If someone were to ask me what movie by Yasujiro Ozu they should watch first, I'd probably suggest the one that makes the critics' lists of the greatest films ever made, Tokyo Story (1953), or perhaps his very last one, An Autumn Afternoon (1962). I probably wouldn't select his first talkie, The Only Son, but only because the print I saw was blotchy and its soundtrack occasionally noisy. It's also one of his most melancholy films, drenched in the kind of disappointment that Ozu himself must have felt in the Depression year of 1936 as militarism took stronger hold on Japan.
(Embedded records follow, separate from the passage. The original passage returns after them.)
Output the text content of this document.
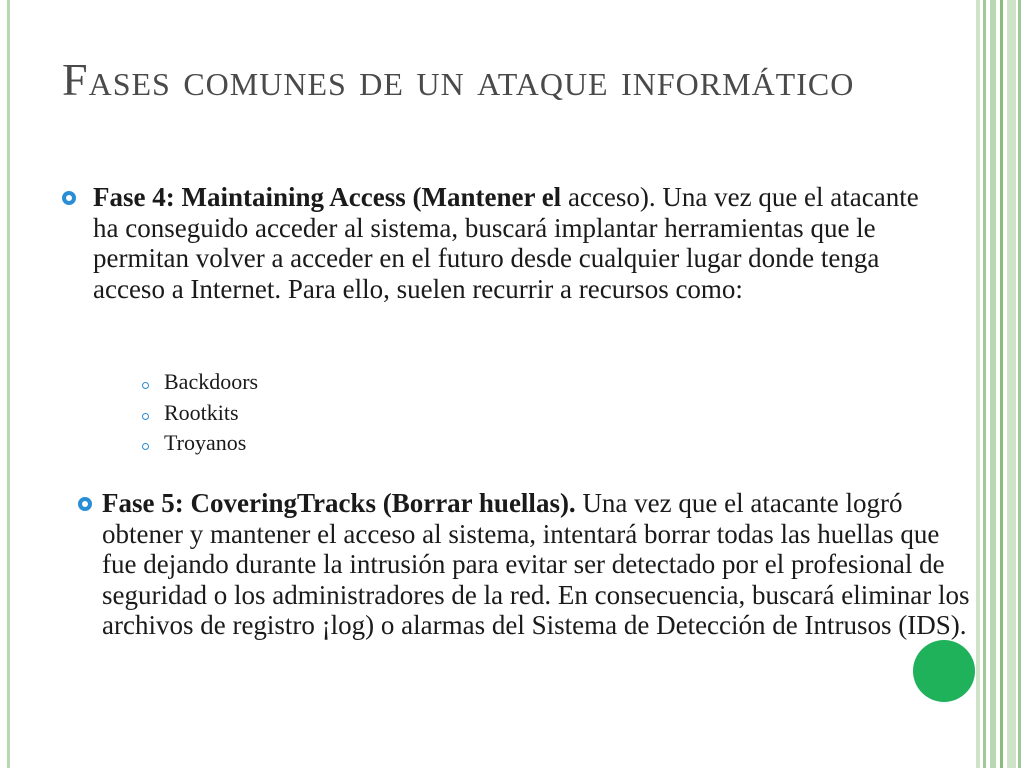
Fases comunes de un ataque informático
Fase 4: Maintaining Access (Mantener el acceso). Una vez que el atacante ha conseguido acceder al sistema, buscará implantar herramientas que le permitan volver a acceder en el futuro desde cualquier lugar donde tenga acceso a Internet. Para ello, suelen recurrir a recursos como:
Backdoors
Rootkits
Troyanos
Fase 5: CoveringTracks (Borrar huellas). Una vez que el atacante logró obtener y mantener el acceso al sistema, intentará borrar todas las huellas que fue dejando durante la intrusión para evitar ser detectado por el profesional de seguridad o los administradores de la red. En consecuencia, buscará eliminar los archivos de registro ¡log) o alarmas del Sistema de Detección de Intrusos (IDS).
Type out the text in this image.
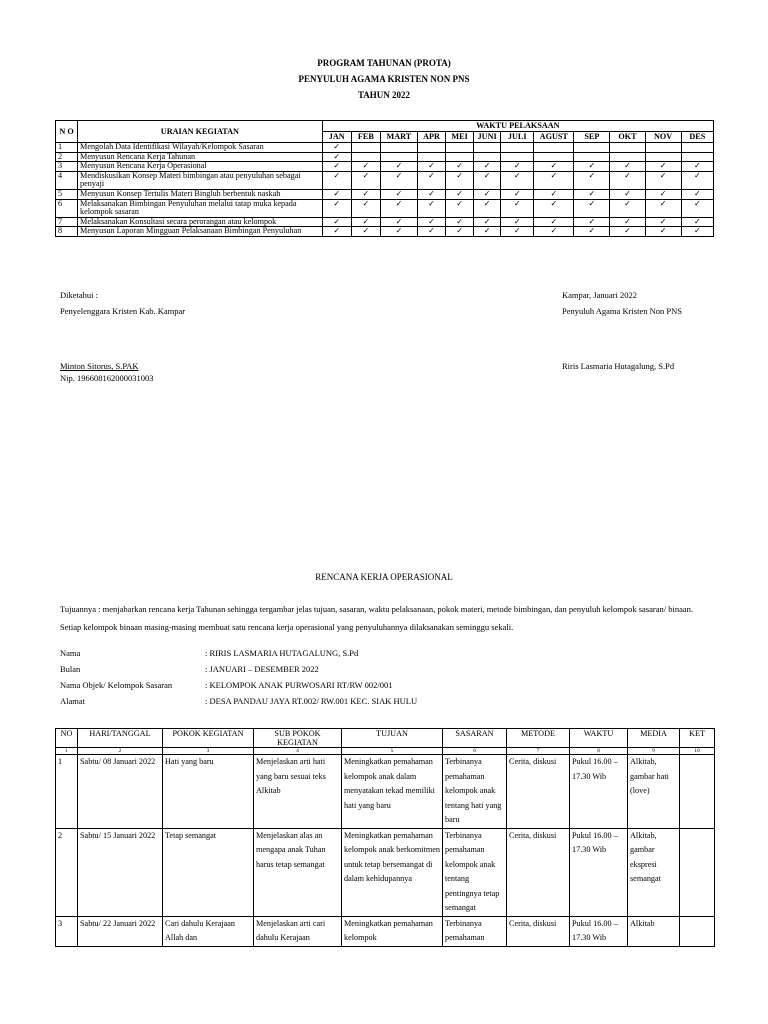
PROGRAM TAHUNAN (PROTA)
PENYULUH AGAMA KRISTEN NON PNS
TAHUN 2022
N O	URAIAN KEGIATAN	WAKTU PELAKSAAN											
		JAN	FEB	MART	APR	MEI	JUNI	JULI	AGUST	SEP	OKT	NOV	DES
1	Mengolah Data Identifikasi Wilayah/Kelompok Sasaran	✓											
2	Menyusun Rencana Kerja Tahunan	✓											
3	Menyusun Rencana Kerja Operasional	✓	✓	✓	✓	✓	✓	✓	✓	✓	✓	✓	✓
4	Mendiskusikan Konsep Materi bimbingan atau penyuluhan sebagai penyaji	✓	✓	✓	✓	✓	✓	✓	✓	✓	✓	✓	✓
5	Menyusun Konsep Tertulis Materi Bingluh berbentuk naskah	✓	✓	✓	✓	✓	✓	✓	✓	✓	✓	✓	✓
6	Melaksanakan Bimbingan Penyuluhan melalui tatap muka kepada kelompok sasaran	✓	✓	✓	✓	✓	✓	✓	✓	✓	✓	✓	✓
7	Melaksanakan Konsultasi secara perorangan atau kelompok	✓	✓	✓	✓	✓	✓	✓	✓	✓	✓	✓	✓
8	Menyusun Laporan Mingguan Pelaksanaan Bimbingan Penyuluhan	✓	✓	✓	✓	✓	✓	✓	✓	✓	✓	✓	✓
Diketahui :
Penyelenggara Kristen Kab. Kampar
Minton Sitorus, S.PAK
Nip. 196608162000031003
Kampar, Januari 2022
Penyuluh Agama Kristen Non PNS
Riris Lasmaria Hutagalung, S.Pd
RENCANA KERJA OPERASIONAL
Tujuannya : menjabarkan rencana kerja Tahunan sehingga tergambar jelas tujuan, sasaran, waktu pelaksanaan, pokok materi, metode bimbingan, dan penyuluh kelompok sasaran/ binaan. Setiap kelompok binaan masing-masing membuat satu rencana kerja operasional yang penyuluhannya dilaksanakan seminggu sekali.
Nama	: RIRIS LASMARIA HUTAGALUNG, S.Pd
Bulan	: JANUARI – DESEMBER 2022
Nama Objek/ Kelompok Sasaran	: KELOMPOK ANAK PURWOSARI RT/RW 002/001
Alamat	: DESA PANDAU JAYA RT.002/ RW.001 KEC. SIAK HULU
NO	HARI/TANGGAL	POKOK KEGIATAN	SUB POKOK KEGIATAN	TUJUAN	SASARAN	METODE	WAKTU	MEDIA	KET
1	2	3	4	5	6	7	8	9	10
1	Sabtu/ 08 Januari 2022	Hati yang baru	Menjelaskan arti hati yang baru sesuai teks Alkitab	Meningkatkan pemahaman kelompok anak dalam menyatakan tekad memiliki hati yang baru	Terbinanya pemahaman kelompok anak tentang hati yang baru	Cerita, diskusi	Pukul 16.00 – 17.30 Wib	Alkitab, gambar hati (love)	
2	Sabtu/ 15 Januari 2022	Tetap semangat	Menjelaskan alas an mengapa anak Tuhan harus tetap semangat	Meningkatkan pemahaman kelompok anak berkomitmen untuk tetap bersemangat di dalam kehidupannya	Terbinanya pemahaman kelompok anak tentang pentingnya tetap semangat	Cerita, diskusi	Pukul 16.00 – 17.30 Wib	Alkitab, gambar ekspresi semangat	
3	Sabtu/ 22 Januari 2022	Cari dahulu Kerajaan Allah dan	Menjelaskan arti cari dahulu Kerajaan	Meningkatkan pemahaman kelompok	Terbinanya pemahaman	Cerita, diskusi	Pukul 16.00 – 17.30 Wib	Alkitab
It tells the simple story of a single mother, O-Tsune (Choko Iida), who supports her son, Ryosuke (Shinichi Himori), by working in a silk mill as he grows up, gets an education, and moves to Tokyo determined to be a "great man." But when she pays a visit to him there, she discovers that he has married and has an infant son of his own, and that the little family is struggling to make ends meet. The best job he's able to find is teaching night school. His failure to thrive mirrors that of the teacher, Okubo (Chishu Ryu), who mentored him, urging him to further his education, and went to Tokyo himself to advance his career. Now, even the teacher is struggling, supporting his wife and four children by running a small tonkatsu restaurant. Ryosuke, who is living from paycheck to paycheck, borrows money from friends so he can show his mother a good time in Tokyo. They do some sightseeing and he takes her to the movies. The film is Unfinished Symphony (Willi Forst and Anthony Asquith, 1934) a British-Austrian biopic of Franz Schubert that Ozu uses for an ironic allusion: It's about a disappointed genius and it has dialogue in German, echoing the fact that Japan signed a pact with Hitler's Reich in 1936. Ryosuke tries to impress his mother by pointing out that it's "a talkie," but she nods off during the film -- perhaps Ozu's sly dismissal of the medium that he has finally been persuaded to adopt. Though it's touched with humor, The Only Son persists in its melancholy portrait of failed hopes, ending with Ryosuke's vow that he will go back to school and get a better job. O-Tsune returns to her work in the mill, and tells her friends that her son has become a great man, but her face when she's alone reveals the truth.